Date Published: February 01, 2019
Publisher: International Union of Crystallography
Author(s): Ali Ebrahim, Martin V. Appleby, Danny Axford, John Beale, Tadeo Moreno-Chicano, Darren A. Sherrell, Richard W. Strange, Michael A. Hough, Robin L. Owen.
Multiple dose-dependent room-temperature structures of copper nitrite reductase were determined from microcrystals in a single silicon nitride fixed-target chip. The separation of crystal polymorphs into distinct structures is described, together with the characterization of X-ray-irradiation effects through the dose series.
X-ray crystallography using synchrotron radiation is at the core of structural biology, providing atomic-level insight into key biological processes. However, it has long been recognized that the X-rays that are used to determine structures also cause changes to the crystal lattice and protein structure, a phenomenon known as radiation damage. Polymorphism and non-isomorphism of crystals have been a challenge in protein crystallography since the earliest days of the field, with an early example of non-isomorphism being the separation of lysozyme into type I and type II in the 1960s (described in detail in Blake et al., 2012 ▸) to allow the structure determination of (type II) lysozyme. The rise of cryo-crystallography in the 1990s (reviewed by Garman, 1999 ▸) made single-crystal structure determination routine, but the use of more intense X-ray beams, and the desire to determine structures from ever smaller crystals, has made multi-crystal structure determination the norm once more.

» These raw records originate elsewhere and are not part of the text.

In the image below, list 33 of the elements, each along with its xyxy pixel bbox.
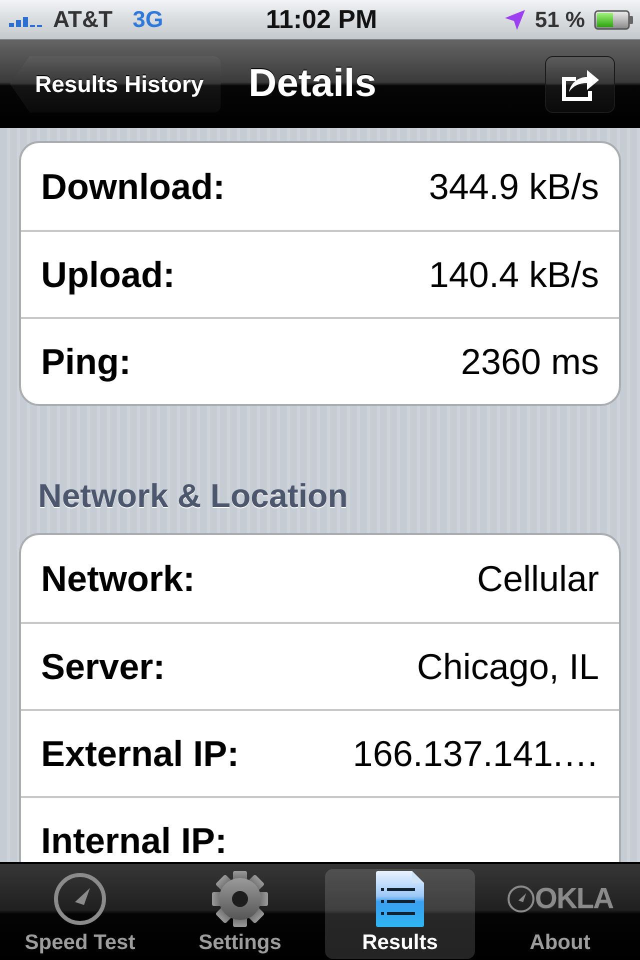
row-label: Download: <box>41 166 225 208</box>
row-value: 140.4 kB/s <box>428 254 599 296</box>
document-icon <box>375 870 425 928</box>
carrier-name: AT&T <box>53 6 113 33</box>
page-title: Details <box>248 62 376 106</box>
row-value: 344.9 kB/s <box>428 166 599 208</box>
row-label: Network: <box>41 558 196 600</box>
tab-button[interactable]: Settings <box>165 869 315 959</box>
share-button[interactable] <box>545 56 615 112</box>
row-label: Internal IP: <box>41 820 228 862</box>
row-label: Upload: <box>41 254 175 296</box>
share-icon <box>560 67 600 101</box>
tab-button[interactable]: Speed Test <box>5 869 155 959</box>
row-label: External IP: <box>41 732 240 774</box>
battery-percent: 51 % <box>534 6 585 32</box>
location-arrow-icon <box>504 8 526 30</box>
back-button[interactable]: Results History <box>10 56 221 112</box>
network-type: 3G <box>132 6 164 33</box>
section-header: Network & Location <box>38 476 349 516</box>
logo-text: OKLA <box>534 884 614 914</box>
row-value: Cellular <box>476 558 599 600</box>
row-value: Chicago, IL <box>416 646 599 688</box>
row-label: Ping: <box>41 340 131 382</box>
clock-time: 11:02 PM <box>266 4 378 35</box>
gauge-icon <box>53 872 107 926</box>
row-value: 2360 ms <box>460 340 599 382</box>
tab-button[interactable]: Results <box>325 869 475 959</box>
gauge-icon <box>506 885 535 913</box>
row-value: 166.137.141.… <box>352 732 599 774</box>
tab-button[interactable]: OKLA About <box>485 869 635 959</box>
row-label: Server: <box>41 646 166 688</box>
battery-icon <box>594 10 634 30</box>
gear-icon <box>211 870 269 928</box>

We have demonstrated the capability to obtain room-temperature dose-dependent structures from microcrystals in silicon nitride fixed-target chips in a highly sample- and time-efficient manner. This approach is termed multiple serial structures from many crystals (MSS). An important advantage of the MSS approach is that each data set/structure within the dose series may be improved by simply repeating the measurement on additional chips and increasing the number of merged stills contributing to each dose point. This is in contrast to single-crystal experiments, in which improvements in resolution/redundancy must typically be gained at the cost of a higher dose per data set. The observed resolution of 1.48 Å is comparable to the resolution of 1.40 Å achieved using a single large room-temperature crystal at a comparable dose (Horrell et al., 2018 ▸). Through the use of a serial approach, we were able to obtain serial structures at lower dose points from significantly smaller crystals using a beam with a flux density more than an order of magnitude greater.